Nextflow
Nextflow is a workfow management system that offers scalable and portable NGS data analysis pipelines, facilitating data processing across diverse computing environments. It streamlines and automates various data analysis steps, enabling parallel processing and seamless integration with existing tools.
Basics
Read more about the basics here. Let’s talk about the main elements:
processes: are the different tasks from a workflow. They are executed independently, are isolated from each other and can be written in any scripting language.
channels: for example, input and output. Each process can defined one or more!
modules: is a script that contains functions, processes, and workflows.
include { process } from './process_module'
The interaction between the processes, and ultimately the pipeline execution flow itself, is implicitly defined by these input and output declarations.
Job execution
nextflow run <pipeline_name> --cpus <n> --mem <n>GB
If a job fails, the pipeline will stop. However, there are some processes directives that can help you handle some errors.
errorStrategy
: key to record failures but avoid stopping the pipeline.
process ignoreAnyError {
errorStrategy 'ignore'
script:
<your command string here>
}
process retryIfFail {
errorStrategy 'retry'
maxRetries 2
memory { task.attempt * 10.GB}
script:
<your command string here>
}
Useful command line interface
# dry-run
nextflow run main.nf -dry-run
# List processes
nextflow run main.nf -process.list
# Using configuration file
nextflow run main.nf -c my.config
# Trace execution (logging)
nextflow run main.nf -trace
# Resume previous run (interrupted)
nextflow run main.nf -resume
Cluster execution
Whether you run the pipeline locally or on an HPC, you can find the Nextflow executor compatible with your environment. Executors manage how and where tasks are executed.

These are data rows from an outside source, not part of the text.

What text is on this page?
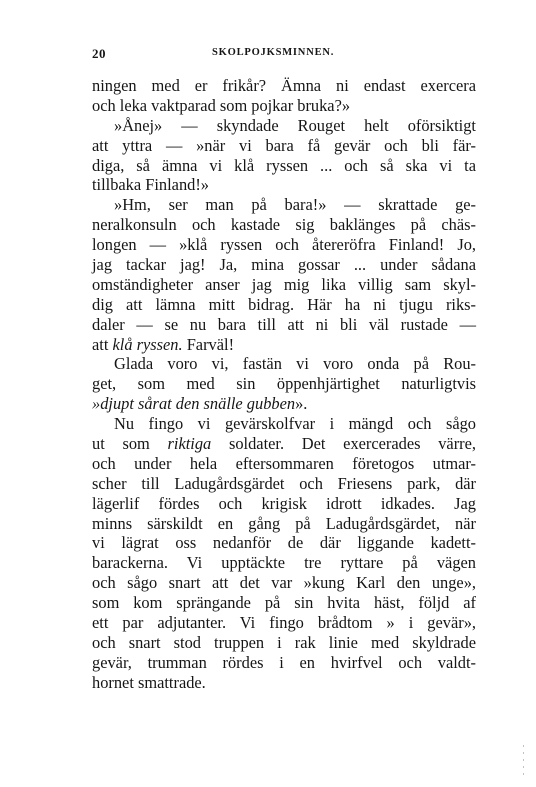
20	SKOLPOJKSMINNEN.
ningen med er frikår? Ämna ni endast exercera
och leka vaktparad som pojkar bruka?»
»Ånej» — skyndade Rouget helt oförsiktigt
att yttra — »när vi bara få gevär och bli fär-
diga, så ämna vi klå ryssen ... och så ska vi ta
tillbaka Finland!»
»Hm, ser man på bara!» — skrattade ge-
neralkonsuln och kastade sig baklänges på chäs-
longen — »klå ryssen och återeröfra Finland! Jo,
jag tackar jag! Ja, mina gossar ... under sådana
omständigheter anser jag mig lika villig sam skyl-
dig att lämna mitt bidrag. Här ha ni tjugu riks-
daler — se nu bara till att ni bli väl rustade —
att klå ryssen. Farväl!
Glada voro vi, fastän vi voro onda på Rou-
get, som med sin öppenhjärtighet naturligtvis
»djupt sårat den snälle gubben».
Nu fingo vi gevärskolfvar i mängd och sågo
ut som riktiga soldater. Det exercerades värre,
och under hela eftersommaren företogos utmar-
scher till Ladugårdsgärdet och Friesens park, där
lägerlif fördes och krigisk idrott idkades. Jag
minns särskildt en gång på Ladugårdsgärdet, när
vi lägrat oss nedanför de där liggande kadett-
barackerna. Vi upptäckte tre ryttare på vägen
och sågo snart att det var »kung Karl den unge»,
som kom sprängande på sin hvita häst, följd af
ett par adjutanter. Vi fingo brådtom » i gevär»,
och snart stod truppen i rak linie med skyldrade
gevär, trumman rördes i en hvirfvel och valdt-
hornet smattrade.
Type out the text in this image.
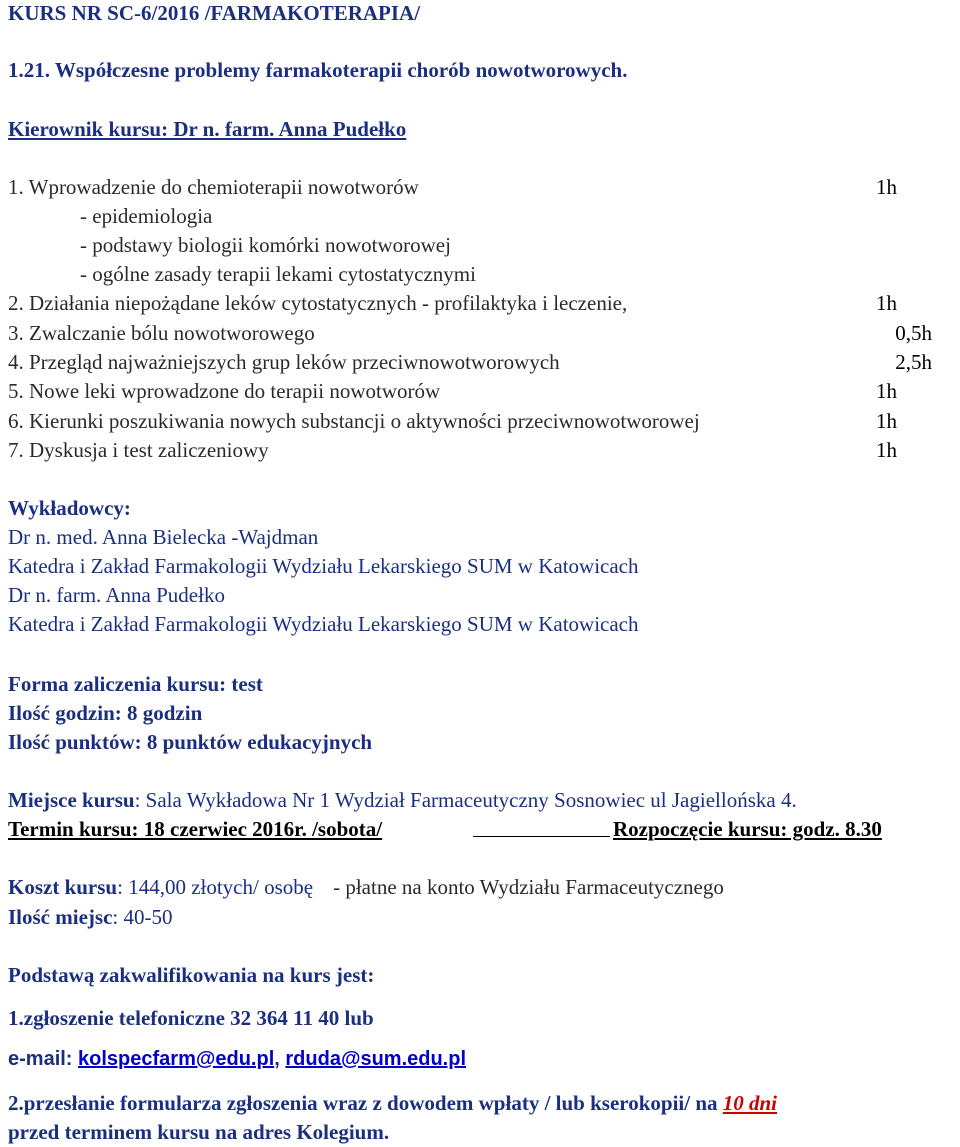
KURS NR SC-6/2016 /FARMAKOTERAPIA/
1.21. Współczesne problemy farmakoterapii chorób nowotworowych.
Kierownik kursu: Dr n. farm. Anna Pudełko
1. Wprowadzenie do chemioterapii nowotworów	1h
- epidemiologia
- podstawy biologii komórki nowotworowej
- ogólne zasady terapii lekami cytostatycznymi
2. Działania niepożądane leków cytostatycznych - profilaktyka i leczenie,	1h
3. Zwalczanie bólu nowotworowego	0,5h
4. Przegląd najważniejszych grup leków przeciwnowotworowych	2,5h
5. Nowe leki wprowadzone do terapii nowotworów	1h
6. Kierunki poszukiwania nowych substancji o aktywności przeciwnowotworowej	1h
7. Dyskusja i test zaliczeniowy	1h
Wykładowcy:
Dr n. med. Anna Bielecka -Wajdman
Katedra i Zakład Farmakologii Wydziału Lekarskiego SUM w Katowicach
Dr n. farm. Anna Pudełko
Katedra i Zakład Farmakologii Wydziału Lekarskiego SUM w Katowicach
Forma zaliczenia kursu: test
Ilość godzin: 8 godzin
Ilość punktów: 8 punktów edukacyjnych
Miejsce kursu: Sala Wykładowa Nr 1 Wydział Farmaceutyczny Sosnowiec ul Jagiellońska 4.
Termin kursu: 18 czerwiec 2016r. /sobota/	Rozpoczęcie kursu: godz. 8.30
Koszt kursu: 144,00 złotych/ osobę - płatne na konto Wydziału Farmaceutycznego
Ilość miejsc: 40-50
Podstawą zakwalifikowania na kurs jest:
1.zgłoszenie telefoniczne 32 364 11 40 lub
e-mail: kolspecfarm@edu.pl, rduda@sum.edu.pl
2.przesłanie formularza zgłoszenia wraz z dowodem wpłaty / lub kserokopii/ na 10 dni
przed terminem kursu na adres Kolegium.
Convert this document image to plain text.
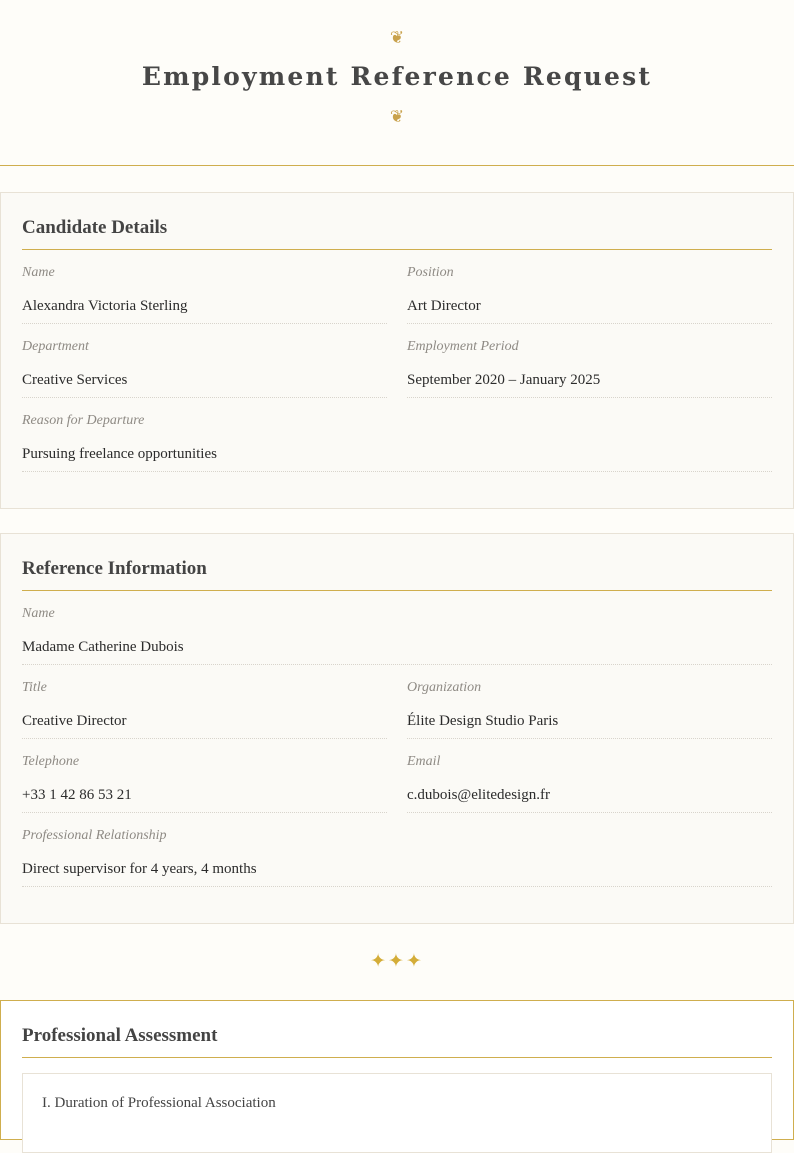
❦
Employment Reference Request
❦
Candidate Details
Name
Alexandra Victoria Sterling
Position
Art Director
Department
Creative Services
Employment Period
September 2020 – January 2025
Reason for Departure
Pursuing freelance opportunities
Reference Information
Name
Madame Catherine Dubois
Title
Creative Director
Organization
Élite Design Studio Paris
Telephone
+33 1 42 86 53 21
Email
c.dubois@elitedesign.fr
Professional Relationship
Direct supervisor for 4 years, 4 months
✦✦✦
Professional Assessment
I. Duration of Professional Association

nextflow run <pipeline_name> -profile slurm
Config files
Configuration files are used to specify settings, parameters and other configurations for the pipeline. Find Nextflow documentationhere.
Nextflow allows you to define parameters directly within the main.nf
file, enabling their use in the workflow logic. Additionally, NextFlow supports the definition of parameters in external configuration files, such as nextflow.config
. These parameters can then be accessed and utilized within the .nf
file, offering flexibility in managing workflow behavior and ensuring consistency across different runs.
The hierarchy of how parameters will be used is as follows:
- parameters defined on the command line using
--paramname
- parameters defined in the user config file(s) supplied via
-c my.config
(in the order that they are provided) - parameters defined in the default config file
nextflow.config
- parameters defined within the
.nf
file
Note that if the user specifies -C my.config
(capital C) then only that config file will be read, and the nextflow.config
file will be ignored.
Defining resources
process {
withName: my_task {
cpus = 4
memory = '8 GB'
time = '2h'
}
}
Best practices
- Document your pipeline: overview fo what the workflow does, description of the outputs (results), description of the input and other required files.
- Metadata: author, doi, name, version.
- Attach a test dataset so that others can easily run it.
- Create a
--help
documentation for all your Nextflow scripts so others can easily use and understand them. - Make your workflow easy to read and understand: using whitespaces, comments, name output channels
- Make your workflow modular to avoid duplicate code
nf-core
nf-core is a collaborative platform that provides high-quality, standardized, and peer-reviewed bioinformatics pipelines built using Nextflow. These pipelines are designed to be portable, reproducible, and scalable across various computing environments, from local setups to cloud-based platforms and high-performance computing (HPC) clusters. nf-core also ensures best practices by offering documentation and continuous integration testing for all pipelines, promoting consistency in bioinformatics workflows.
If you want to contribute, start by building your pipeline using an nf-core template.